Chapter Two: Spread Wings

 After two days of travelling, I was exhausted. My thick – or perhaps I should say once-so- boots, lined with a thick coat of long, white fur, were now little more than tattered rags, subjected to the rudely-quarried cobbles of the path for too lengthy a journey. I looked down at the tattered scraps of leather and dirt-etched fur –now a worn shade of mud-brown, flecked with grit- and sighed. Evidently I wasn’t going to be continuing with those. My other possessions were equally worn by the trials of the journey: my fine blue clothing, which I had never much valued –plain but well made- was soaked with the chill rain, pressing coldly against my skin as if I was wearing some sort of excruciating coat of ice. The long –but hardly thick- sleeves of my abused garment were ripped and torn in sections, where stray threads had been snagged on protruding spurs of rock, exposing my shivering flesh to the chill wind. Shivering, I drew my arms in to preserve what remaining warmth I had from the wind - that howled and blew in buffets and errant gusts across the narrow ridge, before passing out once more into the storm that hung over the lake below in towering, billowing clouds and sheets of blue-tinged lightning that flashed periodically from the dark clouds. My ridge, meagre though it was, provided some comfort from the driving rain – it was overhung by one of the ridges that signalled the beginning of the sixth level, proving an unwelcome reminder of the journey to come.

 Lacking the conventional skills that so become the typical traveller, I had managed to live off the food in my bags – a meagre assortment of haphazardly-packed victuals, the majority either rotting, useless, or –by this time- decidedly unpleasant.

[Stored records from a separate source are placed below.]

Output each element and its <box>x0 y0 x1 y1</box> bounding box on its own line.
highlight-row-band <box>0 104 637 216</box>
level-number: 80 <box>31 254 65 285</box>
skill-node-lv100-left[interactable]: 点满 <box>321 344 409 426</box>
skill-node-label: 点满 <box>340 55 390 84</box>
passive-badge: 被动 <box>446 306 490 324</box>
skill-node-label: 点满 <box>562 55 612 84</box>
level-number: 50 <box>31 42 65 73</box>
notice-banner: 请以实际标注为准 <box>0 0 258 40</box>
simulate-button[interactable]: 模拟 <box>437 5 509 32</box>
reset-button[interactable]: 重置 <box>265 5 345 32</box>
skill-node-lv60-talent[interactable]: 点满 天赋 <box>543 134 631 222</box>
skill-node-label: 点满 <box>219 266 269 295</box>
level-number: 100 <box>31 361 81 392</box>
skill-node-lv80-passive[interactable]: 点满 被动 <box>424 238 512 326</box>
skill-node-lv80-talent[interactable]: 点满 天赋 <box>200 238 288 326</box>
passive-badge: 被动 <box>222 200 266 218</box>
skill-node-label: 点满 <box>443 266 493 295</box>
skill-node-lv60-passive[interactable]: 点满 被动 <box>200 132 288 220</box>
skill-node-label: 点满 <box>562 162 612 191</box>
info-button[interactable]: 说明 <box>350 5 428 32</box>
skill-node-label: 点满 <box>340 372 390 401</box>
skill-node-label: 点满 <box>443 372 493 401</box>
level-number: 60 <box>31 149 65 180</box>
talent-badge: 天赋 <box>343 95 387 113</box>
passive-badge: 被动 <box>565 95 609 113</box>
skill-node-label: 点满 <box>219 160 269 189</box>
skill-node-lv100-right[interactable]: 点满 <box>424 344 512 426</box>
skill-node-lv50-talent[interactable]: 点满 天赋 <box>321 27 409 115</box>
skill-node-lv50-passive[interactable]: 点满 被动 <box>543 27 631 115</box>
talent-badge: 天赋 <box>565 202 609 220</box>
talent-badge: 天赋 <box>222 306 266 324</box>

I had staggered through the rain, clutching my bags (the majority laden with my rather large collection of writings) for the most part of the two-day journey, finally managing to gain this ridge in a last fit of desperation. From my current vantage-point, the ridges of the sixth level still seemed as far from me as ever – mere vaguely-defined blurs in the dark, rain-streaked sky above. Cautiously, I stretched out one leg, still shivering uncontrollably, and stirred the dully-hissing embers of my meagre campfire, hoping to evoke some heat from the heap of embers. Sighing – a painfully-brief hiss of air, expelled through teeth, to greet an answering plume of mist in the cold air- I drew in my limbs and curled into a ball. Scant protection from the onrushing wind, but it was all I could think of in the frenzy of the storm-driven rain that lashed on, unabated, from the mass of dark clouds that towered far above the lake.

 After a few haggard minutes of the torture of maintaining my technically-challenging position and the driving rain that still seemed to lash in silvery, flailing strands at my unprotected body –no matter how I squirmed. I stood once more, shivering, as I gave the lake a brief, cursory glance. It sufficed to confirm my worries as abject –unwelcome- truth. I was going to have to go on. I clutched my sodden garments closer around myself to preserve what precious heat I could, and set out into the storm, clutching my heavily-laden bag with a fervent, desperate grip that remained only by reflex. I trudged along the steep path, scrambling upwards, scrabbling frenziedly against the movement of the fallen scree and rubble that marred at regular intervals the otherwise-serviceable path. My breath came fast, in wheezing hisses of indrawn air, expelled hastily. My bare feet, numb to the biting cold, trod the piles of jagged rubble with uncaring regularity; my weary, exhausted mind barely registering the runnels of blood that must have drenched them.

 I can barely remember the remainder of that night - perhaps because I have no wish to. Recollection is often unwanted. A familiar visitor you dislike but who nevertheless continues to intrude upon the peaceful –empty-silence of your mind. I suppose that is why I write this, reader. Perhaps if I pour out my memories onto paper; preserve them in ink for common sight, drive them from me, I will be able to forget. Yes. Even I have something to forget.

I mislead you, reader, as my mind wonders. Forgive me my paltry ramblings. I refer, reader, to what happened after that meagre storm. I suppose I can take a certain haggard comfort in that inadequate comparison.